Scripture also teaches us in the clearest manner, of course, that God loves us no matter what we do, and everyone should be made aware of that. It is found, for instance, in In.3:16, well known to sports fans world-wide, whether their interest is the Ryder Cup or the All-Ireland Final: 'God loved the world so much that he gave his only Son, so that everyone who believes in him may not be lost but may have eternal life'.
This means that God loves us unconditionally. It does not mean that he saves us unconditionally. St. Augustine's memorable phrase puts it succinctly: 'God made us without us, but he will not save us without us'. God's gift of eternal salvation is continually on offer throughout our earthly lives. Indeed, every act in a human life is either an acceptance or rejection of this extraordinary gift, whether we are aware of it or not. One thing we can be sure of: under no circumstances will God ever force us to accept it.
Every human being knows deep down that, during life, you should avoid evil and do good. Evil here means moral evil or sin, something that happens in the heart, as Jesus taught his disciples, whether others know about it or not. The Christian position in this matter is clear: Evil is always to be avoided, while the good has not always to be done.
Moral evil, or sin, is never justified, but there may be a valid reason for not doing a particular good at a particular time.
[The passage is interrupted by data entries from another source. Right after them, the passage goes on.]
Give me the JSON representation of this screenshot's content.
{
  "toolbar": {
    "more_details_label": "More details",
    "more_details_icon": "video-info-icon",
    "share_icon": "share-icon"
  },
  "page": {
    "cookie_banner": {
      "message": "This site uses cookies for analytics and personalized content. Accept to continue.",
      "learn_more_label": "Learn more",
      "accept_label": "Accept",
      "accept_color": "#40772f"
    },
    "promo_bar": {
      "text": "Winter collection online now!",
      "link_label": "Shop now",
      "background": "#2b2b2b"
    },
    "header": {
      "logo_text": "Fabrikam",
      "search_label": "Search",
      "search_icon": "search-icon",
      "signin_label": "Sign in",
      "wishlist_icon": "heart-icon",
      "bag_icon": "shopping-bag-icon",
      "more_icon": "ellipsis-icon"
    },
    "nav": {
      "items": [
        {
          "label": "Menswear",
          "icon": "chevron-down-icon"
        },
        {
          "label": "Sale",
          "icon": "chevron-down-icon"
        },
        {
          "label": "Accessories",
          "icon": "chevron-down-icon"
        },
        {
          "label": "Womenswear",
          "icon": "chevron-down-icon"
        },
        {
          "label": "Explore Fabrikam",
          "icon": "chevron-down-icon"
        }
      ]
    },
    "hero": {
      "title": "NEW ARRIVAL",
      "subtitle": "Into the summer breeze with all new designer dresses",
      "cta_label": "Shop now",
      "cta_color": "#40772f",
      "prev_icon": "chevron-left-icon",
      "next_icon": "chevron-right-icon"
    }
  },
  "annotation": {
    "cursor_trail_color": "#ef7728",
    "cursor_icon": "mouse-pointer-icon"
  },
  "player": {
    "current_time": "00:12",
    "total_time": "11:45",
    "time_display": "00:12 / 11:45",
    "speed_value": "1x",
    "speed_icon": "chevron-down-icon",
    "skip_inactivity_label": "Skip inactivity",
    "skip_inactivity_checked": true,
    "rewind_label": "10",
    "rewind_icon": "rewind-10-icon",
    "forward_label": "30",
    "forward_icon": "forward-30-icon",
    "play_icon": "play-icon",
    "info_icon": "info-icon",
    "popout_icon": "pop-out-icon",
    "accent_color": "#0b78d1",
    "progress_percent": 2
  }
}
You are not obliged to tell your child a bed-time story every night, although this is a thoroughly good and commendable thing to do, but there is no night in your whole life when you may tell your child a lie.
The World to Come
In a world where the notion, but not the reality, of sin has been sidelined, we are all challenged to convince ourselves and others that something can be profoundly evil and destructive of personality, even though it may not be fattening, and is unlikely to cause wrinkles.
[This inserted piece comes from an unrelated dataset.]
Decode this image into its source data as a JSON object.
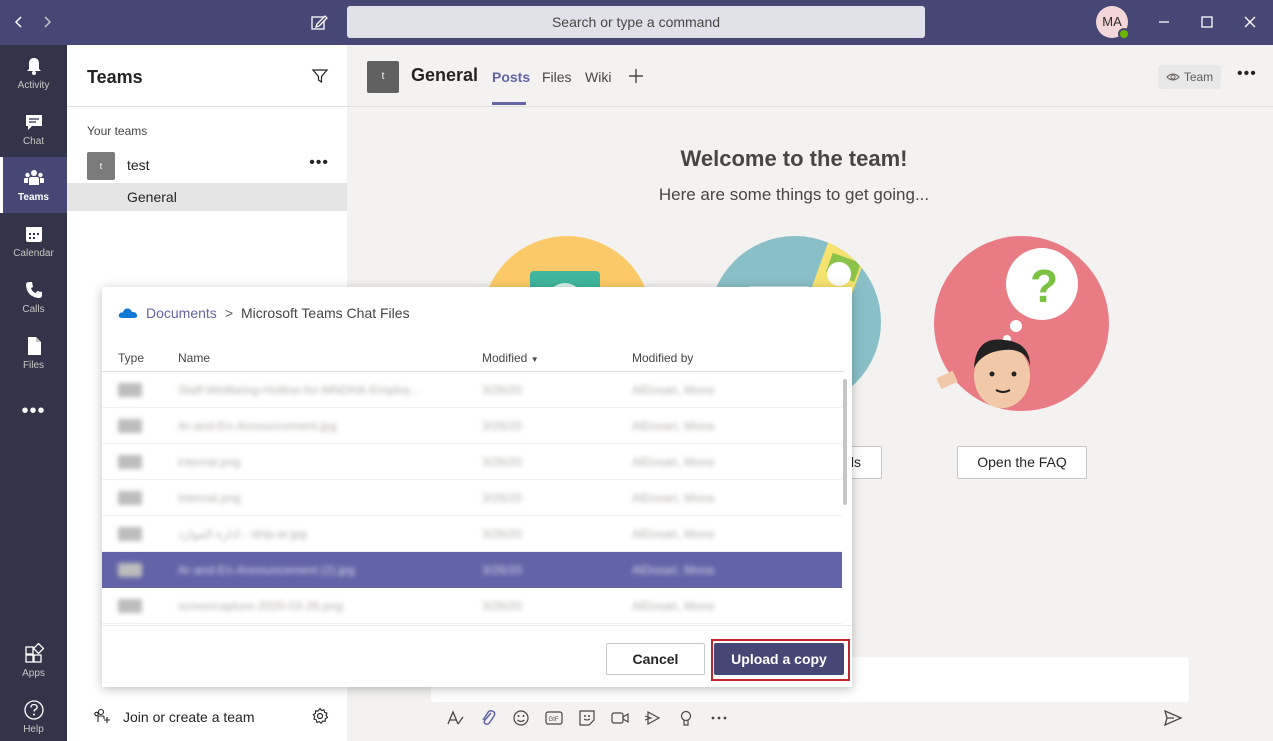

It won't lose us either a penny or a night's sleep, or land us in jail; it won't affect our popularity ratings, or prevent our upward mobility; it won't be known to another sinner in the whole world, and is unlikely to shorten our life in it by a single second. It could, however, affect our circumstances and accommodation in the life to come.
'I tell you, if your uprightness does not surpass that of the scribes and Pharisees, you will never get into the kingdom of Heaven' (Mt.5:20).